Second, The Wall Street Journal broke the news that new Iowa Attorney General Brenna Bird and new Kansas Attorney General Kris Kobach had both announced the termination of state contracts with Morgan & Morgan, a megafirm with more than 800 trial lawyers.
Morgan & Morgan serves as a salient example of the alliance of left-wing trial lawyers and those pushing public nuisance litigation.
According to The Wall Street Journal, Morgan & Morgan—which sends 99% of its political donations to Democrats—played a major role in the push to expand public nuisance claims in response to the opioid crisis, representing cities and states, and serving on a key steering committee for one of the largest federal opioid public nuisance cases.
For those of us who have been warning about the risks of expanding public nuisance theories of liability, the decisions by Bird and Kobach to terminate using the services of Morgan & Morgan is welcome news and demonstrates intestinal fortitude.
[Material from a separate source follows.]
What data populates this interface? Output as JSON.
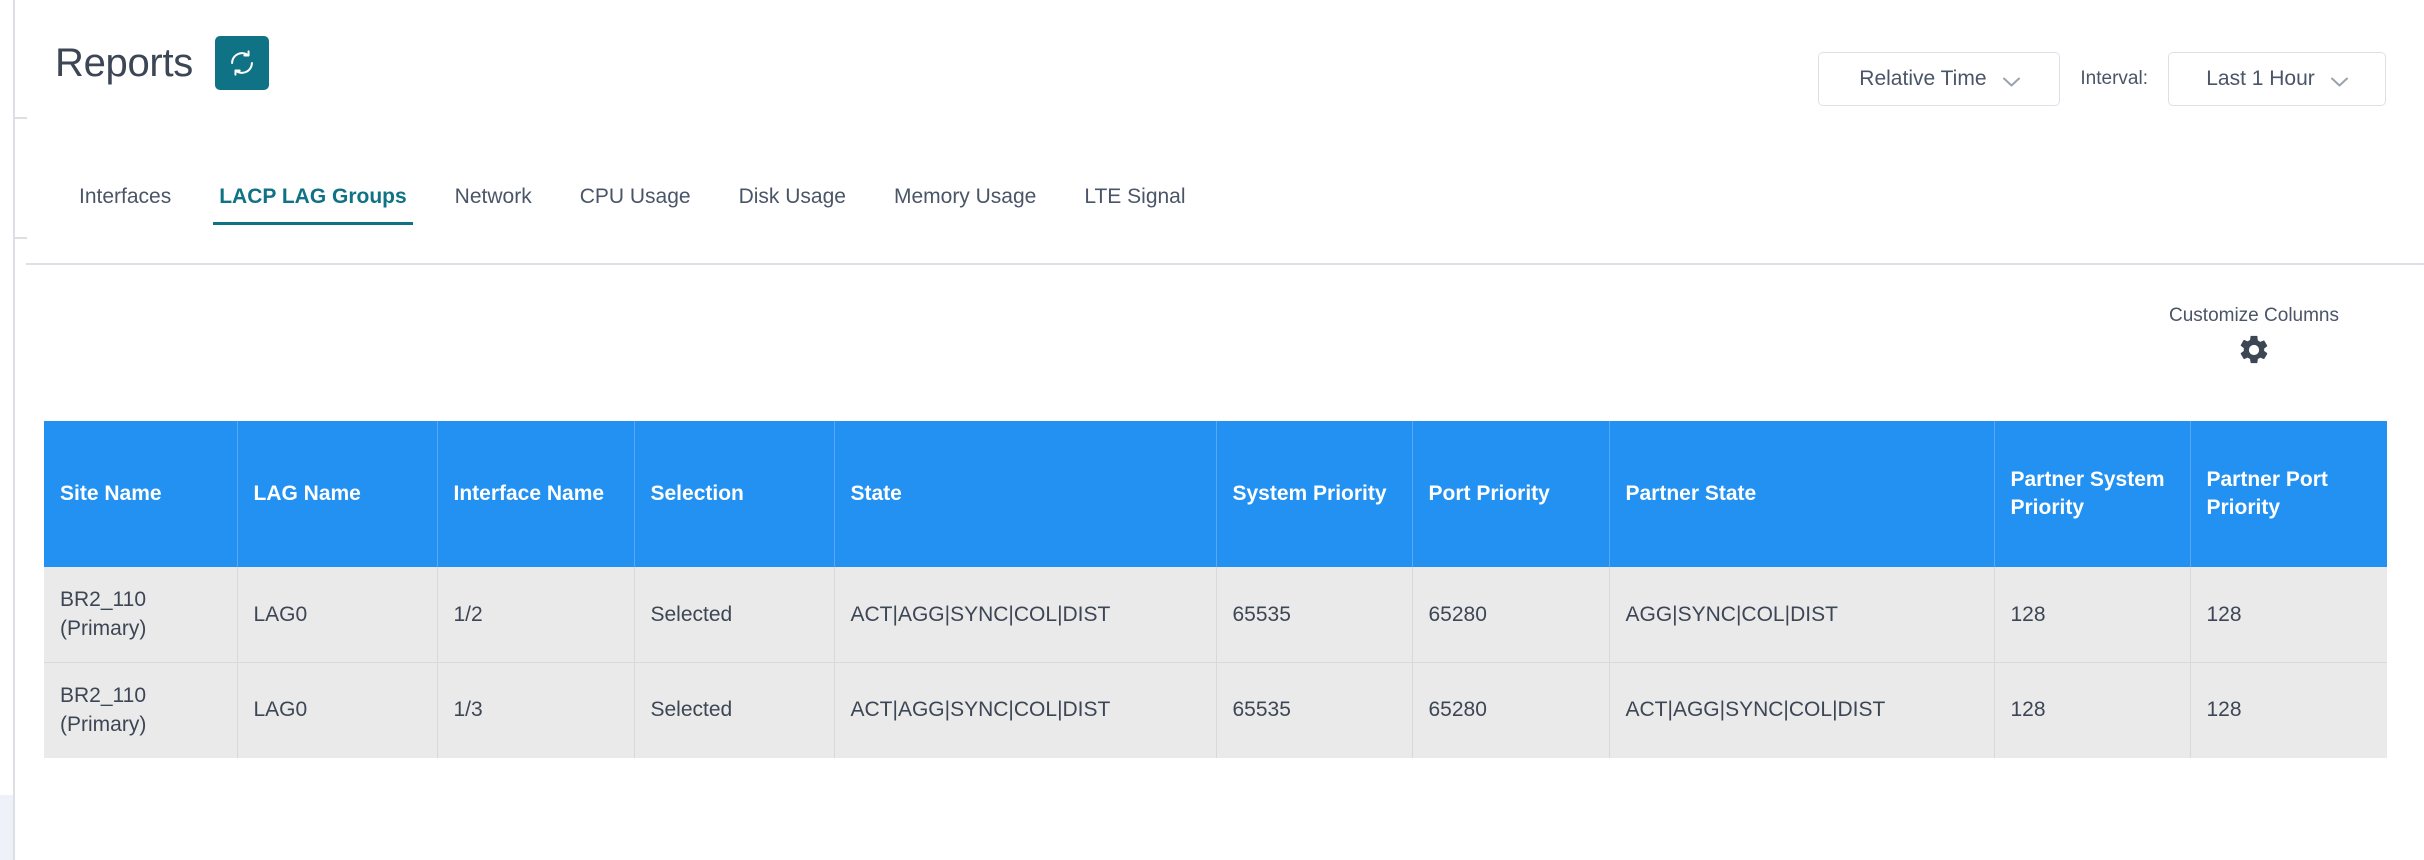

Although both new in their positions, Bird and Kobach have clearly grasped the implications of simply going along to get along.
Perhaps they—along with Montana Attorney General Austin Knudsen, who terminated use of the services of megafirm Motley Rice in 2021—can persuade some of their more recalcitrant peers in other states to rethink how public nuisance laws can be used to advance a left-wing agenda and to reconsider their relationship with liberal trial lawyers who pocket exorbitant fees—which they often then use to try to defeat the very people who hired them—reaping a disproportionate share of any funds that should rightfully go to those who have been harmed.